Un modo interessante, innovativo, che non lascia nulla al caso, per decidere e impostare già nelle prime fasi fenologiche dell’anno, la qualità del vino che verrà…

0 pensieri su “Potatura in vigna: una tecnica che si può insegnare? Intervista ai “preparatori d’uva”

  1. Buongiorno,
    sarebbe tanto splendido quanto indispensabile una scuola sulla potatura della vite, una fase, questa, importantissima per raggiungere un livello ottimale nel prodotto ultimo (il vino).
    Ancor oggi mio zio, proprietario di qualche ettaro di vigneto nella zona del basso Sulcis in Sardegna (quella del “Carignano del Sulcis” tanto per intenderci), è solito ripetere che il padre nell’insegnarli le vecchie tecniche di vinificazione si soffermava spesso sull’importanza della potatura….. che come una persona riceve l’educazione da bambino e con quella affronterà la vita futura anche la vite viene potata per meglio affrontare le successive fasi di sviluppo vegetativo.
    Sono sempre più convinto dell’importanza della potatura e che la stessa si basi su anni ed anni di esperienza pratica… da qualche anno sto cercando di rimettere in produzione dei ceppi abbandonati da più di 10 anni in Valle d’Aosta e devo dire che le mie scarse conoscenze di potatura (imparate in Sardegna) sono servite a poco, la mia fortuna è stata la collaborazione di un vecchio vigneron valdostano che mi istruiva sulla potatura della pergola valdostana e solo dopo tre anni si intravedono dei grappoli quasi sicuramente di Petit Rouge.

  2. La potatura è l’inizio di tutto. Tutto quello che verrà dopo ne è largamente influenzato. Eppure anche li sono stati fatti dei bei disastri. Mettere Guyot dove c’era alberello, cordone speronato dove c’era Guyot, spalliera dove c’era la pergola; sono operazioni che non sempre hanno giovato.
    Luk

  3. Quando cercavo di capire la tecnica di potatura affidandomi al mio vecchio contadino, ricevevo una sola risposta: guarda la vite e ricordala ogni anno… così saprai cosa fare. Centinaia, migliaia di piante… come ricordarle tutte e riconoscerle! eppure è così che funziona. Ti insegnavano a cicartizzare i tagli più grandi, a scegliere le gemme, ma in silenzio, solo con l’osservazione, la coscienza ed il rispetto. Ma una cosa va detta: c’era più tempo da dedicare alla vigna, sia perchè esistevano 4 stagioni, sia perchè il nostro mondo si muoveva con loro. Ora ci sono 2 stagioni, troppa siccità e troppe piogge concentrate. Così i tempi di cura sono stressanti per il contadino e per la vite. Si rischia di perdere quel rapporto intimo ed esclusivo che ti mette in vero e reale contatto con la terra. Forse ora serve un “tecnica” perchè si deve, a volte, demandare qualche lavoro. Ma la potatura NO. Quella deve rimanere tra le mani di chi sente profondamente il legame con ogni pianta, è davvero un momento privato di colloquio e scambio con l’altra parte di te. Si cresce insieme ed insieme si invecchia. Le piante vecchie insegnao ai giovani la loro saggezza, la forza, la generosità, quelle giovani hanno bisogno dell’esperienza di una mano capace. Un ciclo importante, come sempre in natura. Trasmettere questi valori è il compito fondamentale per poi insegnare quelle tecniche che, altrettanto importanti, dovrebbero arrivare spontanee.

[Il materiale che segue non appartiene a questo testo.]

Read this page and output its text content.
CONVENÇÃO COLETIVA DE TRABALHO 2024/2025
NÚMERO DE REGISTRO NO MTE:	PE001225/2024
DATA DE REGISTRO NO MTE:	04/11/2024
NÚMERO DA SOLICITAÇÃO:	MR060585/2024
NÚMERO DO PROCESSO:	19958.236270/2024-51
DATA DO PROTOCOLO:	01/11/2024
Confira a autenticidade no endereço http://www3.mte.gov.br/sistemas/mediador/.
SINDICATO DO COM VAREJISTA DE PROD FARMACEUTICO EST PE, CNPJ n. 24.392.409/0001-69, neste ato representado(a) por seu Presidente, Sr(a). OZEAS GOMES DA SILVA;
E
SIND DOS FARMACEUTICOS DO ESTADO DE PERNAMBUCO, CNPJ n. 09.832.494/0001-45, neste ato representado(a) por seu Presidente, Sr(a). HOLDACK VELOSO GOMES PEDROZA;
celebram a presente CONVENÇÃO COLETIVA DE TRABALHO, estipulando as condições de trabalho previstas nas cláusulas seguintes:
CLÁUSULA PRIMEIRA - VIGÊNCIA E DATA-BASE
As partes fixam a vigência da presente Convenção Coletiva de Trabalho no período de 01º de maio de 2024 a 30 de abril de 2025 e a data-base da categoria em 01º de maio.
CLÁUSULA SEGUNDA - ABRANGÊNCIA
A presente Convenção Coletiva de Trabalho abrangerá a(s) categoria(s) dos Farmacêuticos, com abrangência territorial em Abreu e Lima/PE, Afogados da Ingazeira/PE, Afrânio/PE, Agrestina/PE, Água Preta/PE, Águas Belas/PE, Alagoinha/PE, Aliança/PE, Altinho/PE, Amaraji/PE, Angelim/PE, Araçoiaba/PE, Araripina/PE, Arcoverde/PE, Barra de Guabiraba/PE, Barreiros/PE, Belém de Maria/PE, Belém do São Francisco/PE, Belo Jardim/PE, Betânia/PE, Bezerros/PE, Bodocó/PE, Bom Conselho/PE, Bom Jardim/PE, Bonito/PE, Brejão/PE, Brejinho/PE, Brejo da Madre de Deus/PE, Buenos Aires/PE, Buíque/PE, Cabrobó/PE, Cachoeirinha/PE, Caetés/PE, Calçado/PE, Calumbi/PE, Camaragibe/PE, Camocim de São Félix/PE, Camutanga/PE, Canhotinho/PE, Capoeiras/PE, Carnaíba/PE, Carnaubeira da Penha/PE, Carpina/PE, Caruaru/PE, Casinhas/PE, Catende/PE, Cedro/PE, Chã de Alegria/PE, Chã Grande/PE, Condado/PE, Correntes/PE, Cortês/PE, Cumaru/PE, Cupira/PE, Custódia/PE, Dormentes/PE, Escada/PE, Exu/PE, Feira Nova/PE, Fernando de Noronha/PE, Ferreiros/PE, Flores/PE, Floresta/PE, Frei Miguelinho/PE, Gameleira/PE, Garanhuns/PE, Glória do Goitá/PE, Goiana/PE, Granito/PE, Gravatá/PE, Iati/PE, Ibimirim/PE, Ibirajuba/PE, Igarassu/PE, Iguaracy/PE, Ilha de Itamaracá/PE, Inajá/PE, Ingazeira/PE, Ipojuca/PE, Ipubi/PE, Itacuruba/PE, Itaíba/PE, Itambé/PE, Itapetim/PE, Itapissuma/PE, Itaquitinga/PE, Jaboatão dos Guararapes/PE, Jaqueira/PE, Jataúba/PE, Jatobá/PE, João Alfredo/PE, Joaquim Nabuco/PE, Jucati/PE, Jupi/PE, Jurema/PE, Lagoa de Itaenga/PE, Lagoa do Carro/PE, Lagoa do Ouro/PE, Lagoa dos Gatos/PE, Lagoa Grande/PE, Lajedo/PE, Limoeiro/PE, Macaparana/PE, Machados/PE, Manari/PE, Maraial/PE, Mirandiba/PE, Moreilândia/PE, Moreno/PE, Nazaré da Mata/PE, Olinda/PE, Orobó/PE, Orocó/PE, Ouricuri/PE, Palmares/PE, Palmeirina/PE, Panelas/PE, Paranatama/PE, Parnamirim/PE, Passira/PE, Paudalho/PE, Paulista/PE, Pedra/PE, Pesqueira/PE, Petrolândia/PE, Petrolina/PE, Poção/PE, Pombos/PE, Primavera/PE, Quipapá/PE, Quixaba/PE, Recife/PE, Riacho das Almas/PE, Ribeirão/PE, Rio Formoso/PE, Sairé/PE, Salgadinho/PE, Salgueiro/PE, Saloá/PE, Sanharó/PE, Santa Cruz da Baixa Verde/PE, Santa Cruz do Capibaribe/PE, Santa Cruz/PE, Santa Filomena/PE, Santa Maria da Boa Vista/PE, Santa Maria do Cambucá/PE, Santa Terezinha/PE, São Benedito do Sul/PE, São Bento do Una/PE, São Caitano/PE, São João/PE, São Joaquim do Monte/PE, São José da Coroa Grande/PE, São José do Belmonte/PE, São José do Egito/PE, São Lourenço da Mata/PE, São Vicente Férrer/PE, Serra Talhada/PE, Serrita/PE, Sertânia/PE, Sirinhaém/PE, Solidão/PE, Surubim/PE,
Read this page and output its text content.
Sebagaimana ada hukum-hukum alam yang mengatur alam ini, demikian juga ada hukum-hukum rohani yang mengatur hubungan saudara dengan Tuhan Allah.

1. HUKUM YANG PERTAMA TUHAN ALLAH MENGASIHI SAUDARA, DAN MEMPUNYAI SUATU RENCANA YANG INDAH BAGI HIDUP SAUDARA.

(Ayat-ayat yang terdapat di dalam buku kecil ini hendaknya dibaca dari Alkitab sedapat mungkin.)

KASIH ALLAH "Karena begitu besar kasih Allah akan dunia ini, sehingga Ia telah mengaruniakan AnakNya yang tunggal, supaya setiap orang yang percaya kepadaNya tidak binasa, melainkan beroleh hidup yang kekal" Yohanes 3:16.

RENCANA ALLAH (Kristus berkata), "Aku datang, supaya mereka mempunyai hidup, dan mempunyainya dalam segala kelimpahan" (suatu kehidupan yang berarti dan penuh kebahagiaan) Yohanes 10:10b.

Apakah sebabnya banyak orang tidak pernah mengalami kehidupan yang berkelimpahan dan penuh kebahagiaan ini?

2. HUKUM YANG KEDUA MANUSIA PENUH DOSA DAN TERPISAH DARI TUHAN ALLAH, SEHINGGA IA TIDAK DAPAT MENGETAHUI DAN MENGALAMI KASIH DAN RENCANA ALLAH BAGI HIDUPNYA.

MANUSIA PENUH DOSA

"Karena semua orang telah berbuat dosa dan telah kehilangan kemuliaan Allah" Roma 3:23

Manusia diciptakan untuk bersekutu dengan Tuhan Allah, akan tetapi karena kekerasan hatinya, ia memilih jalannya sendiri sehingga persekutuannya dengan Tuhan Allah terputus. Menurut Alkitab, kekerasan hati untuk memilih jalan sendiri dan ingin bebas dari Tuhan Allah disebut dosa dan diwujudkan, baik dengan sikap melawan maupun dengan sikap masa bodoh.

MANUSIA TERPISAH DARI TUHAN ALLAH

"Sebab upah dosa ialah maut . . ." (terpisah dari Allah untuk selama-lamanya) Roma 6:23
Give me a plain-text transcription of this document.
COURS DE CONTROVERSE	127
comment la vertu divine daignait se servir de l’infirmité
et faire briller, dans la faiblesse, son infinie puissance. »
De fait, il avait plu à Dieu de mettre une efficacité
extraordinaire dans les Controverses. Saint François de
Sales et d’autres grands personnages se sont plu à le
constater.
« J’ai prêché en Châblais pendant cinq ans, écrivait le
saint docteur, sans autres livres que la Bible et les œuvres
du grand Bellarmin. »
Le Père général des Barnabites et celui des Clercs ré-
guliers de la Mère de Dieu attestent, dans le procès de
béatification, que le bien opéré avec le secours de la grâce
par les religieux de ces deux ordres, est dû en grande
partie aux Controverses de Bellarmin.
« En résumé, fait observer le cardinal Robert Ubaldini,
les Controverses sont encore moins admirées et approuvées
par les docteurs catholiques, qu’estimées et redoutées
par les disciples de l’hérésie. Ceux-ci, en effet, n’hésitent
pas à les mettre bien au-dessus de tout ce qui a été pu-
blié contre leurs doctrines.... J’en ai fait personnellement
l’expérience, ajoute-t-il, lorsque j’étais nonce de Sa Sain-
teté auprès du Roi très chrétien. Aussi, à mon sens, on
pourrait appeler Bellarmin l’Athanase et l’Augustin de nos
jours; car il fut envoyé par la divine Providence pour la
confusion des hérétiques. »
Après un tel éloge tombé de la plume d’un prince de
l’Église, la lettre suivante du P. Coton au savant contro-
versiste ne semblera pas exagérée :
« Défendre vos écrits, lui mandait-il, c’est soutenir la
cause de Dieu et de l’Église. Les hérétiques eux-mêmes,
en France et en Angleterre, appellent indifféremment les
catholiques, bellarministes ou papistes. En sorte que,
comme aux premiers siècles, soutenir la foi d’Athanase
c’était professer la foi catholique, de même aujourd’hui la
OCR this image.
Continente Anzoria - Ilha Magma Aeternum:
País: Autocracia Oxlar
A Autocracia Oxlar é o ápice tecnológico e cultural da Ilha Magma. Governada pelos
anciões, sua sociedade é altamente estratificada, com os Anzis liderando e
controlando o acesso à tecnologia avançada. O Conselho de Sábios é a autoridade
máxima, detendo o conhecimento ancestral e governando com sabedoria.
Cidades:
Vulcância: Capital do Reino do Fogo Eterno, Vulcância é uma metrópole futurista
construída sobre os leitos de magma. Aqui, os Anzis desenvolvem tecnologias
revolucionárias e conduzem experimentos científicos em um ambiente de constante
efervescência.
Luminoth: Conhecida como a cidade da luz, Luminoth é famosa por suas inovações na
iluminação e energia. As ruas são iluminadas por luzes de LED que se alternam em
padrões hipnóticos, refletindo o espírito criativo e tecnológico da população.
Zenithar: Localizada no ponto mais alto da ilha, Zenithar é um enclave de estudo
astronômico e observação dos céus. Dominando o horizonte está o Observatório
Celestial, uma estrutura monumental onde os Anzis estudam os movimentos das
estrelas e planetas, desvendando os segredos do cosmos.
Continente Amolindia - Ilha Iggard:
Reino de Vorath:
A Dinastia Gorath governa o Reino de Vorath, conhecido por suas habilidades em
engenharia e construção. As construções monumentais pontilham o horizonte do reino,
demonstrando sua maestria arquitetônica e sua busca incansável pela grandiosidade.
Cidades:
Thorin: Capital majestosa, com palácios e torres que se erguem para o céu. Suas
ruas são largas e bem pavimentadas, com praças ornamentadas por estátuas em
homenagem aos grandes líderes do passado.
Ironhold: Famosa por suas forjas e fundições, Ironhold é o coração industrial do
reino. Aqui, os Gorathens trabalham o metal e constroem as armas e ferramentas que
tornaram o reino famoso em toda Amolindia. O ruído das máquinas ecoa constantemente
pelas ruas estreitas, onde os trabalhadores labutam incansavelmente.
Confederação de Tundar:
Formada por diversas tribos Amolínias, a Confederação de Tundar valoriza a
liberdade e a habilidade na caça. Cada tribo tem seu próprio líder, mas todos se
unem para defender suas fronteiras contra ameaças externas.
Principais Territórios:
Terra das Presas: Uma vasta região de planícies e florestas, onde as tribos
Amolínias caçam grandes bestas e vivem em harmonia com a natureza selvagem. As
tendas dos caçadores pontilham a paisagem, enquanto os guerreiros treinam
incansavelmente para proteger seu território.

  4. Spero che la scuola abbia successo . Però non è l’unico posto dove si impara a potare . Pino Ratto , classe 1935 , Podere Le Olive – San Lorenzo- Scarsi , di Roccagrimalda , uscita Ovada si segue l’indicazione per Alessandria e in 15′ si arriva , 0143 831888 , produttore ribelle a qualsiasi imposizione non ragionevole di Dolcetto di Ovada , invecchiabile trenta e passa anni , vignaiuolo tra i diletti di Veronelli , accetta volentieri dialogo e confronto sulla teoria e , al tempo , sulla pratica . Io , ripeto sempre modesto dilettante , non ho confidenza con molti produttori , ma sono convinto che tanti , specie i più anziani , non vogliano far morire nell’oblio i frutti di una vita di lavoro . Se ci leggono , spero si facciano avanti come Pino Ratto .

  5. E Alice dov’è? Mi sa tanto, ma vorrei sbagliare, che la potatura sia oramai nelle mani di manodopera “girovaga”. Che non credo voglia affezionarsi alle piantine. Nelle carte dei vini i vignerons (veri e non) di solito molto avari, potrebbero iniziare a mettere: “potature a cura di..Alice?”
    Saluti.

  6. da giovane enologo la trovo un’idea stupenda e ritengo la materia di fondamentale importanza, specie per chi, come me, viene da impostazioni tendenti al teorico più che al pratico.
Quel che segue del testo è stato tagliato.